Что потрясло мисс Вильмот? То, что вдова не переживала своего горя одна. Посторонние разговоры, так естественно отвлекавшие женщину от случившегося несчастья, казались гостье неприличными. А визитеры с соболезнованиями — любопытными, явившимися «поглазеть» на чужую боль. Думаем, эта сторона у траура тоже была. Но главное в рассуждениях Марты другое: такое событие, как смерть, необходимо прятать от людей, а все связанные с ним ритуалы проводить как можно скорее. Неприятный момент жизни следует перешагнуть, скрыть от глаз, пережить в себе. Другим не должно быть до него дела, ведь их назойливые слова, которые ничего не могут поправить, только причиняют дополнительные страдания. Позднее, когда у княгини Дашковой умрет сын Павел Михайлович, Марта в письме домой скажет: «Я описала подробности всех ужасных обрядов и церемоний, свойственных при похоронах греческой церкви»[743]. Ужас этих церемоний состоял именно в длительности и пышности — вещах, по Марте, показных, неискренних.

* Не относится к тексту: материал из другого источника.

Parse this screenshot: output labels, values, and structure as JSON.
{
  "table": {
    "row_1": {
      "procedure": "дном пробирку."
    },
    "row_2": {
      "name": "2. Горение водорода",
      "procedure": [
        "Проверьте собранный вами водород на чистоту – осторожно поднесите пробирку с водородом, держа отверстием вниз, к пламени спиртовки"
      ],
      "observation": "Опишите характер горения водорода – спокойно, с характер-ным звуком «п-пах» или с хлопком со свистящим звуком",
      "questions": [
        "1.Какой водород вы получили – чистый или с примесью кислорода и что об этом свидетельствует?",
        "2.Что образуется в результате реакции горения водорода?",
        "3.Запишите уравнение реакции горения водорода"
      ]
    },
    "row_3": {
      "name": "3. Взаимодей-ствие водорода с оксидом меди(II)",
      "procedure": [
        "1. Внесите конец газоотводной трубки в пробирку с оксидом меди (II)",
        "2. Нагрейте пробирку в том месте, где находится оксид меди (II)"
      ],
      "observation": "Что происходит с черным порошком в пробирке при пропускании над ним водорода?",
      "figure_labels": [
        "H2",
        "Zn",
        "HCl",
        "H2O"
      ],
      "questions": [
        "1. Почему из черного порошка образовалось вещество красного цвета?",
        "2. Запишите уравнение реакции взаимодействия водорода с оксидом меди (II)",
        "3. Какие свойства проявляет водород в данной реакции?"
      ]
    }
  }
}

Впрочем, у публичности русской культуры того времени были и приятные стороны. Например, многочисленные поводы для подарков. Москвичи обожали принимать презенты и делать их. Горы безделушек, которыми они обменивались, сбивали приезжих с толку. Особенно в чести были солидные подарки, полезные для хозяйства. Так, новоселье ознаменовывалось подношениями для хозяев от всех знакомых. «Когда кто-либо переезжает в другой дом, — писала Марта, — он получает от друзей и знакомых полезные вещи: что-нибудь из мебели, продовольствия и другие подарки, бриллианты например. Но какова бы ни была стоимость преподношения, его по старинному обычаю называют „хлеб-соль“ — символ гостеприимства. Теперь как раз переезжает в новый дом доктор Холлидей, с которым я ехала из С. Петербурга в Москву. Утром он посетил нас и случайно упомянул о новоселье. Княгиня, лелея мечту сделать из меня настоящую русскую, сказала ему, что мисс Вильмот, по обычаю, приготовит „хлеб-соль“ для миссис Холлидей, и попросила через полчаса приехать за подарком. Когда посланный пришел, к отправке был готов очень изящный стол с мраморной доской»[744].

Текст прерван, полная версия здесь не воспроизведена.